The music in Part One is especially striking, not least the orchestral introduction. Kalmar spaciously drew out this unsettling “Representation of Chaos,” where the dark, formless void is depicted with unmoored harmonics and strangely modern-sounding music. The meandering lines segue into the solo bass’s entrance and ultimately an explosion of incandescence with the chorus’s “Let there be light.”
Kalmar, the festival’s artistic director, brought out Haydn’s playful musical onomatopoeia—like the jarring sonic blast on “heavy beasts”—and led a vital performance that conveyed the composer’s ingenuity. Momentum sagged a bit after intermission with Kalmar’s thrusting style tending to stint on the score’s piquancy and charm. Yet the performance culminated in an engaging rendering of Adam and Eve’s duet and a rousing final chorus of heavenly praise.
In this final program of its concentrated ten-week season, the Grant Park Orchestra displayed fitful moments of fatigue and patchy string ensemble. Yet much of the wind playing was inspired, especially the horns and the avian tone painting of principal flutist Mary Stolper.
The trio of soloists proved first-class, the best this listener has heard live in this work since Georg Solti’s CSO performance in 1993 (fortunately preserved on a London recording).
Back for her second festival stint in as many weeks, Maeve Höglund was nearly as impressive as in Vaughan Williams’ Dona nobis pacem.

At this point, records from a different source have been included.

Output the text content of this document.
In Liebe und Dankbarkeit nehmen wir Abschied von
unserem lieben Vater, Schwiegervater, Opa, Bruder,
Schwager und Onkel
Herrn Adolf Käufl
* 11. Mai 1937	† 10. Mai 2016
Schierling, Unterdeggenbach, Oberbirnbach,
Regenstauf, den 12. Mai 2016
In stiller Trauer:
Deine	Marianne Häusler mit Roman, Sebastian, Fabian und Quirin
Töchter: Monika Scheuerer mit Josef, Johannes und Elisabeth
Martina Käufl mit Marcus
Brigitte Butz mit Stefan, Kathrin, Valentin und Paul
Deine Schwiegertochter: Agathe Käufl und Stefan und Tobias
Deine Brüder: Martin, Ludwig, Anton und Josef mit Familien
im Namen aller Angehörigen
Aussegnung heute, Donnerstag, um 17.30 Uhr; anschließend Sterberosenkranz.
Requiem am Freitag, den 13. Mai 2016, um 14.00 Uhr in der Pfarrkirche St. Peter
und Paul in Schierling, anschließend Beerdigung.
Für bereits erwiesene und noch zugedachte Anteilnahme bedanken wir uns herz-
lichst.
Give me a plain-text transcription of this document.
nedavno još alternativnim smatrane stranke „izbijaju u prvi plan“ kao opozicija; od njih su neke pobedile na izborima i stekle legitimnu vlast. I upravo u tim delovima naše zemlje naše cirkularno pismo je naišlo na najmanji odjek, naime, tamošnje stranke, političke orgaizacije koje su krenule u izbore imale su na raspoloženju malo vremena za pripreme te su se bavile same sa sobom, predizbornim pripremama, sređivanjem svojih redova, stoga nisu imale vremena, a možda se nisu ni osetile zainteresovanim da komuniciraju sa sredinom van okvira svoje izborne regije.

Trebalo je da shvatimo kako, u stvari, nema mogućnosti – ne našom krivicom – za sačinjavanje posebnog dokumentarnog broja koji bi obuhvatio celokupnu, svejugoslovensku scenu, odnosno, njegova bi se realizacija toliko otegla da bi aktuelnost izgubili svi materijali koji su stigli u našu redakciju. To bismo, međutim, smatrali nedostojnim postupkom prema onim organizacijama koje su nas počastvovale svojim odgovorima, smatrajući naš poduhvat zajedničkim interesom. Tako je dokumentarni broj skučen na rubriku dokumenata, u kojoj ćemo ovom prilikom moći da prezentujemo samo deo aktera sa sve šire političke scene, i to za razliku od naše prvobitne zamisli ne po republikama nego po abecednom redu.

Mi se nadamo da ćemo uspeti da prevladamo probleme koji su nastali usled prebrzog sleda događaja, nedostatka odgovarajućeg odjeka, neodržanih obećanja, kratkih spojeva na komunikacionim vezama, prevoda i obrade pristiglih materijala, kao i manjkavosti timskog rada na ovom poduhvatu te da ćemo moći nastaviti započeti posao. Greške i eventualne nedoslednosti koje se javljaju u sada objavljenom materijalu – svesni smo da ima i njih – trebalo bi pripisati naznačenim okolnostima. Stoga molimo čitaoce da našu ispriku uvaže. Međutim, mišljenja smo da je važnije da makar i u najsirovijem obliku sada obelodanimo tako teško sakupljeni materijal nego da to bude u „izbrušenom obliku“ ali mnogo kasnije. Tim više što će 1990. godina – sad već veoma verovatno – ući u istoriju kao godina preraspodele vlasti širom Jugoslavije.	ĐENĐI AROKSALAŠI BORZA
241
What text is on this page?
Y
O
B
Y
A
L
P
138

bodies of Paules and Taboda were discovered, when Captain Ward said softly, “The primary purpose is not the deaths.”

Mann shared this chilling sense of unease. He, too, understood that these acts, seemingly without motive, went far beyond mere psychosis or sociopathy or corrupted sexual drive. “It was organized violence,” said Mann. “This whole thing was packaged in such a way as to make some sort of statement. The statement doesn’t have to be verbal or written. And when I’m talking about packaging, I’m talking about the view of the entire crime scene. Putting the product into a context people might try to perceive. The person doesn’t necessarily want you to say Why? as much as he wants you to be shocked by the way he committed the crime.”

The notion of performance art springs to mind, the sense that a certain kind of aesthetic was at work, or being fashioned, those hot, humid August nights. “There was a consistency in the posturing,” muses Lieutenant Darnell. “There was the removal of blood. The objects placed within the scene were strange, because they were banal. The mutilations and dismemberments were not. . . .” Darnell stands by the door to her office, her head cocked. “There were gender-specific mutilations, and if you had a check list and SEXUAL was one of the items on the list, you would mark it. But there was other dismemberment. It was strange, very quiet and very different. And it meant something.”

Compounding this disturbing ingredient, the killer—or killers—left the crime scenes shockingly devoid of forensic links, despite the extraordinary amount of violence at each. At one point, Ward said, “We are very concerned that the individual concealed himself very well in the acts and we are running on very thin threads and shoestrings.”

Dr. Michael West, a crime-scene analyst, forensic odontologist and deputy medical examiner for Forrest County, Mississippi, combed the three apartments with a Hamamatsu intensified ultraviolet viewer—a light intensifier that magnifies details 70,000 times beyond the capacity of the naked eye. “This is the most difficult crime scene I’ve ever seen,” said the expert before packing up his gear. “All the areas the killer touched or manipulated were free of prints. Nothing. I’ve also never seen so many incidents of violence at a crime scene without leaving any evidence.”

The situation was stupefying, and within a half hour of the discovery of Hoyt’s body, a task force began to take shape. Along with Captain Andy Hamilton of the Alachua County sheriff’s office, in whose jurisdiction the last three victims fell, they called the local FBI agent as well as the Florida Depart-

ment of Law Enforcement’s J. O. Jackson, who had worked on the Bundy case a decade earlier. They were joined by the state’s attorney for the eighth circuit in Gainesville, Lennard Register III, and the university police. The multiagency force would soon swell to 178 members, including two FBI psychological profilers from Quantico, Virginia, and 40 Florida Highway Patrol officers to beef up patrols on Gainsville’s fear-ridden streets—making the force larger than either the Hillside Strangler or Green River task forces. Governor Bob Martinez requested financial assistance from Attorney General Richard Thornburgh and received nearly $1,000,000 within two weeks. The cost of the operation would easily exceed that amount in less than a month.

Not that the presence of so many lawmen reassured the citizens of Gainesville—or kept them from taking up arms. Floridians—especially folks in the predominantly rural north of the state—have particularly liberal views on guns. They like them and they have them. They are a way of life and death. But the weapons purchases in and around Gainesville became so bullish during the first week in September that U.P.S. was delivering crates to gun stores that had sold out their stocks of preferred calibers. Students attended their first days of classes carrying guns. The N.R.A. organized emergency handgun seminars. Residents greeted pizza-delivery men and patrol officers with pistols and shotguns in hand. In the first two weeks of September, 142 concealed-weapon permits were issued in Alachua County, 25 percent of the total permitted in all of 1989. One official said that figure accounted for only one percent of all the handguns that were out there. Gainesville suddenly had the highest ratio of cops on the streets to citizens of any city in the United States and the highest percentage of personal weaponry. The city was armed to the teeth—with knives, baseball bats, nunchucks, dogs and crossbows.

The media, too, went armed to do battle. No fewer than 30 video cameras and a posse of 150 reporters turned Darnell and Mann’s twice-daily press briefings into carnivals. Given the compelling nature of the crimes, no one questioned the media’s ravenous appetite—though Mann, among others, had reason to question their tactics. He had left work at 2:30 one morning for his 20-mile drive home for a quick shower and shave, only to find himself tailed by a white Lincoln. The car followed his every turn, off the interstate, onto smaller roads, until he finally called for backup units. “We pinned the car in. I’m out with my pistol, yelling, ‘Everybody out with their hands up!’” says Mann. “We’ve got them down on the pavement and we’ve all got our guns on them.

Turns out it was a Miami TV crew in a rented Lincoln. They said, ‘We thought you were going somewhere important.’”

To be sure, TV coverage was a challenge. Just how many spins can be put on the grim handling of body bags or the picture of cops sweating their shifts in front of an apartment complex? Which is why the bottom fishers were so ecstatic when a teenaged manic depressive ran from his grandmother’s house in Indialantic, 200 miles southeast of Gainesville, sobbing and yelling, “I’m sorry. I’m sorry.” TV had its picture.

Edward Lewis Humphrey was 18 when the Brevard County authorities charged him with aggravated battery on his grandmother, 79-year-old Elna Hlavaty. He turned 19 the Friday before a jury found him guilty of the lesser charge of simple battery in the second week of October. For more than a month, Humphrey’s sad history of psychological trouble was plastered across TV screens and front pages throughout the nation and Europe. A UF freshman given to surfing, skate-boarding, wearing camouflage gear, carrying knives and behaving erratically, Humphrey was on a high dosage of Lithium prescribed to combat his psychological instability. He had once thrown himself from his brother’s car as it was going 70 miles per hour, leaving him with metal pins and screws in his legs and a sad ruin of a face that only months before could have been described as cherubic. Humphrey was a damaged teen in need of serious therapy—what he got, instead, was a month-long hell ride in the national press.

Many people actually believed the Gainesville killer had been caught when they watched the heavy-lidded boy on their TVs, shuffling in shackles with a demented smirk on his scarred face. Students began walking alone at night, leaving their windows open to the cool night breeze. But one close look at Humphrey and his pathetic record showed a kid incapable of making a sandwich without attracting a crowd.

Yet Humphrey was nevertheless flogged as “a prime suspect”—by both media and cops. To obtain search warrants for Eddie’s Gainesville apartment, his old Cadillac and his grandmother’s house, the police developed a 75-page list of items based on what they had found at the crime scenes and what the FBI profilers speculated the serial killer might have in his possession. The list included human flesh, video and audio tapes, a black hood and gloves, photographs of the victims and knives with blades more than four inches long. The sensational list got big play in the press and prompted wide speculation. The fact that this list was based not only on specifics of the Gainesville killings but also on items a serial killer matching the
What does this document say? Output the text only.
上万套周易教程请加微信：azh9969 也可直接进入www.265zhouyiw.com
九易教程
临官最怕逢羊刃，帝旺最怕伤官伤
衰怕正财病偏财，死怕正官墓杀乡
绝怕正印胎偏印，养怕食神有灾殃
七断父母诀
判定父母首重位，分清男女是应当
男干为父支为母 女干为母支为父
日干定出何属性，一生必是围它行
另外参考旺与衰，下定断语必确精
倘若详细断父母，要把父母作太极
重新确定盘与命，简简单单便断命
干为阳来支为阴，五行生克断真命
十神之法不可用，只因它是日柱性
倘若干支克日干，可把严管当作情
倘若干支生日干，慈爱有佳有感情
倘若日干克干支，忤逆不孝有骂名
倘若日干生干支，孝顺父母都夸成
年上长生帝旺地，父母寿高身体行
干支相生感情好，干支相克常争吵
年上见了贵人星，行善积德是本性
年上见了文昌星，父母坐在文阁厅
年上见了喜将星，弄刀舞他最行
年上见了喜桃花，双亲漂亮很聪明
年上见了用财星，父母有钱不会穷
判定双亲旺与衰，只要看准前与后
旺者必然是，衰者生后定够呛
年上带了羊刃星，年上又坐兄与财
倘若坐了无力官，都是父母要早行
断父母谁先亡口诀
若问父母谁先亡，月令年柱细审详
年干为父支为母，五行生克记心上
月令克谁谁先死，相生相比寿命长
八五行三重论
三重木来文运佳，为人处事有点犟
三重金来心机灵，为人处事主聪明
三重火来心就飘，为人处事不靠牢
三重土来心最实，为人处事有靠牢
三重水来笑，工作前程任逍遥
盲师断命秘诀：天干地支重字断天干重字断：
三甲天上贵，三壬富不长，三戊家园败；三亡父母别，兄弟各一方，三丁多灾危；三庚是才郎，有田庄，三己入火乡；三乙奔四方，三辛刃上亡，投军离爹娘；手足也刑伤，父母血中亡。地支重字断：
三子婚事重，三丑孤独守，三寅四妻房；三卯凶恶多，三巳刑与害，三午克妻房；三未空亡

If her coloratura passages sounded a bit cautious Friday night, she brought the requisite tonal purity and sweetness to the lilting “With verdure clad” and was a radiant Eve in the final duet.
The bass serves as a quasi-narrator in the first two sections and Douglas Williams delivered Raphael’s pronouncements with a deep sonority and patriarchal gravitas.
One can quibble that Höglund and Williams could have relaxed and conveyed more of a sense of fun as Adam and Eve in Part Three, but both soprano and bass stayed in serious oratorio mode throughout.
Best of all was Duke Kim. The young singer possesses a vibrant high tenor, ideal for German oratorio and Evangelist roles. His singing throughout was terrific—unerringly rich in tone and expressively detailed, as with “ In native worth and honor clad.”
Lyric Opera’s Michael Black was the guest chorus director for this program. While the chorus’s SATB sections could have been more distinctly delineated, the Grant Park Chorus largely delivered the Haydn goods, bringing a blast of sun-like brilliance to “Let there be Light” and festive jubilation to “The heavens are telling.”
After intermission festival president and CEO Paul Winberg announced the retirement of two longtime Grant Park musicians. Robert Heitzinger, a Grant Park Chorus bass for 32 years, is retiring, and Grant Park Orchestra pianist Andrea Swan is stepping down after 47 seasons.